Tuesday 27 February 2018

The Leviathan in the Fog


The fog was thick around the open port. The captain had us each positioned five feet apart at the port and starboard bows so that we did not run into anything in the gloom. We were crawling, with only one sail at half-mast. We could hear the waves slapping the hull of only our boat. I listened hard for the creaks of docks or the sounds of anything really that would mean we were not alone in the white-out mist. I heard nothing but water on wood below me and cloth rustling in the wind around me.
I was on the starboard side and thus spared the sight of the initial assault. The tremendous crunching crash as something ripped through the port beam, ripping amidship outboard. The screams of those stationed along the port bow.
Then shouting from the other sailors demanding to know what happened. Panic.
“Silence” Bellowed our Captain. Not another word was spoken by the crew. “Deckhands to Arms. Riggers Hoist All Sails.”
The riggers climbed like monkeys. I had my rapier in my right hand and my short sword in the left in a reverse grip. Then I saw the huge crab claw. It was bigger than me. Bigger than any man. It clipped the main mast a few feet above the deck and carried it, and a half-dozen riggers, into the gloom.
A leviathan crab in a trading port. It was mindboggling. These vermin, because for all of their colossal size they were no smarter than the basic beach crabs, should be hunted down and destroyed as soon as they approach a port city. They destroyed ships for no other reason than to get at the sailors on board to feast upon.
The ship began to move, forward and starboard, away from where the crab most likely was. I strode to the port quarter to try and score a strike against the next attack from the crab. The ship heaved a little over halfway along my short journey. I fell and rolled, careful to not cut myself with my own blades. Then I looked up and saw the starboard bow of the ship in the clutches of both of the crustaceous claws. It pushed the starboard bow of the boat underwater, lifting the stern. The pitch caused myself and others on deck to slide towards the crabs waiting mouthparts. I didn’t think, just stabbed my short sword into the deck of the ship and held on for dear life as the rapier slid into the gullet of the leviathan crab along with more than half of the crew.  Then riggers began to fall from the masts, crossbeams, and ropes they had been clinging to as the beast shook the ship.

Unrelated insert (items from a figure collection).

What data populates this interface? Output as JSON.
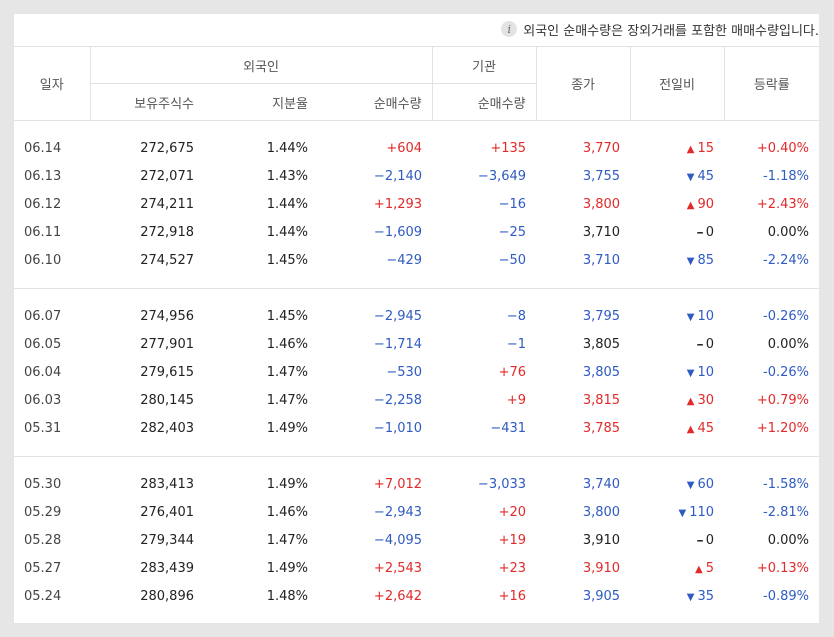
{
  "notice": "외국인 순매수량은 장외거래를 포함한 매매수량입니다.",
  "headers": {
    "date": "일자",
    "foreign": "외국인",
    "institution": "기관",
    "close": "종가",
    "change": "전일비",
    "rate": "등락률",
    "holdings": "보유주식수",
    "ratio": "지분율",
    "foreign_net": "순매수량",
    "inst_net": "순매수량"
  },
  "colors": {
    "up": "#e22a2a",
    "down": "#2f5bc2",
    "flat": "#222222"
  },
  "groups": [
    [
      {
        "date": "06.14",
        "holdings": "272,675",
        "ratio": "1.44%",
        "foreign_net": "+604",
        "inst_net": "+135",
        "close": "3,770",
        "change": "15",
        "dir": "up",
        "rate": "+0.40%"
      },
      {
        "date": "06.13",
        "holdings": "272,071",
        "ratio": "1.43%",
        "foreign_net": "−2,140",
        "inst_net": "−3,649",
        "close": "3,755",
        "change": "45",
        "dir": "down",
        "rate": "-1.18%"
      },
      {
        "date": "06.12",
        "holdings": "274,211",
        "ratio": "1.44%",
        "foreign_net": "+1,293",
        "inst_net": "−16",
        "close": "3,800",
        "change": "90",
        "dir": "up",
        "rate": "+2.43%"
      },
      {
        "date": "06.11",
        "holdings": "272,918",
        "ratio": "1.44%",
        "foreign_net": "−1,609",
        "inst_net": "−25",
        "close": "3,710",
        "change": "0",
        "dir": "flat",
        "rate": "0.00%"
      },
      {
        "date": "06.10",
        "holdings": "274,527",
        "ratio": "1.45%",
        "foreign_net": "−429",
        "inst_net": "−50",
        "close": "3,710",
        "change": "85",
        "dir": "down",
        "rate": "-2.24%"
      }
    ],
    [
      {
        "date": "06.07",
        "holdings": "274,956",
        "ratio": "1.45%",
        "foreign_net": "−2,945",
        "inst_net": "−8",
        "close": "3,795",
        "change": "10",
        "dir": "down",
        "rate": "-0.26%"
      },
      {
        "date": "06.05",
        "holdings": "277,901",
        "ratio": "1.46%",
        "foreign_net": "−1,714",
        "inst_net": "−1",
        "close": "3,805",
        "change": "0",
        "dir": "flat",
        "rate": "0.00%"
      },
      {
        "date": "06.04",
        "holdings": "279,615",
        "ratio": "1.47%",
        "foreign_net": "−530",
        "inst_net": "+76",
        "close": "3,805",
        "change": "10",
        "dir": "down",
        "rate": "-0.26%"
      },
      {
        "date": "06.03",
        "holdings": "280,145",
        "ratio": "1.47%",
        "foreign_net": "−2,258",
        "inst_net": "+9",
        "close": "3,815",
        "change": "30",
        "dir": "up",
        "rate": "+0.79%"
      },
      {
        "date": "05.31",
        "holdings": "282,403",
        "ratio": "1.49%",
        "foreign_net": "−1,010",
        "inst_net": "−431",
        "close": "3,785",
        "change": "45",
        "dir": "up",
        "rate": "+1.20%"
      }
    ],
    [
      {
        "date": "05.30",
        "holdings": "283,413",
        "ratio": "1.49%",
        "foreign_net": "+7,012",
        "inst_net": "−3,033",
        "close": "3,740",
        "change": "60",
        "dir": "down",
        "rate": "-1.58%"
      },
      {
        "date": "05.29",
        "holdings": "276,401",
        "ratio": "1.46%",
        "foreign_net": "−2,943",
        "inst_net": "+20",
        "close": "3,800",
        "change": "110",
        "dir": "down",
        "rate": "-2.81%"
      },
      {
        "date": "05.28",
        "holdings": "279,344",
        "ratio": "1.47%",
        "foreign_net": "−4,095",
        "inst_net": "+19",
        "close": "3,910",
        "change": "0",
        "dir": "flat",
        "rate": "0.00%"
      },
      {
        "date": "05.27",
        "holdings": "283,439",
        "ratio": "1.49%",
        "foreign_net": "+2,543",
        "inst_net": "+23",
        "close": "3,910",
        "change": "5",
        "dir": "up",
        "rate": "+0.13%"
      },
      {
        "date": "05.24",
        "holdings": "280,896",
        "ratio": "1.48%",
        "foreign_net": "+2,642",
        "inst_net": "+16",
        "close": "3,905",
        "change": "35",
        "dir": "down",
        "rate": "-0.89%"
      }
    ]
  ]
}
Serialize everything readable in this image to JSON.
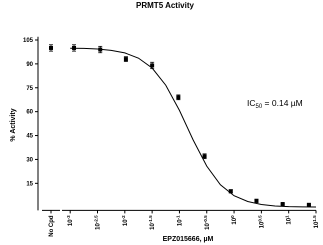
{
  "chart_data": {
    "type": "dose-response",
    "title": "PRMT5 Activity",
    "x_label": "EPZ015666, µM",
    "y_label": "% Activity",
    "x_scale": "log10",
    "xlim": [
      -3.15,
      1.5
    ],
    "ylim": [
      -2,
      107
    ],
    "yticks": [
      15,
      30,
      45,
      60,
      75,
      90,
      105
    ],
    "xticks": [
      {
        "value": -3,
        "label": "10",
        "sup": "-3"
      },
      {
        "value": -2.5,
        "label": "10",
        "sup": "-2.5"
      },
      {
        "value": -2,
        "label": "10",
        "sup": "-2"
      },
      {
        "value": -1.5,
        "label": "10",
        "sup": "-1.5"
      },
      {
        "value": -1,
        "label": "10",
        "sup": "-1"
      },
      {
        "value": -0.5,
        "label": "10",
        "sup": "-0.5"
      },
      {
        "value": 0,
        "label": "10",
        "sup": "0"
      },
      {
        "value": 0.5,
        "label": "10",
        "sup": "0.5"
      },
      {
        "value": 1,
        "label": "10",
        "sup": "1"
      },
      {
        "value": 1.5,
        "label": "10",
        "sup": "1.5"
      }
    ],
    "control": {
      "label": "No Cpd",
      "value": 100,
      "error": 2
    },
    "color": "#000000",
    "x": [
      -2.93,
      -2.45,
      -1.98,
      -1.5,
      -1.02,
      -0.54,
      -0.06,
      0.41,
      0.89,
      1.37
    ],
    "values": [
      100,
      99,
      93,
      89,
      69,
      32,
      10,
      4,
      2,
      1.5
    ],
    "errors": [
      2,
      2,
      1.5,
      2,
      1.5,
      1.5,
      1,
      1,
      0.5,
      0.5
    ],
    "curve": {
      "x": [
        -3,
        -2.75,
        -2.5,
        -2.25,
        -2,
        -1.75,
        -1.5,
        -1.25,
        -1,
        -0.75,
        -0.5,
        -0.25,
        0,
        0.25,
        0.5,
        0.75,
        1,
        1.25,
        1.5
      ],
      "values": [
        99.8,
        99.7,
        99.3,
        98.5,
        96.9,
        93.6,
        87.4,
        76.6,
        60.8,
        42.3,
        25.8,
        14.1,
        7.2,
        3.6,
        1.7,
        0.8,
        0.4,
        0.2,
        0.1
      ]
    },
    "annotation": {
      "text": "IC",
      "sub": "50",
      "rest": " = 0.14 µM"
    }
  }
}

Finally the vermin let go. With a huge splash the stern of the ship landed back into the bay. I clung to my short sword. I thought I was the only one left alive. Then I felt the ship turn. I looked up to the wheelhouse. There stood the Captain. He had tied himself to the rails. I looked up into the rigging. There were other sailors up there too. I looked around the main deck. I was alone down here. I looked out over the bow, we were headed out to the open sea again. Hopefully the next port would be close by and relatively vermin free.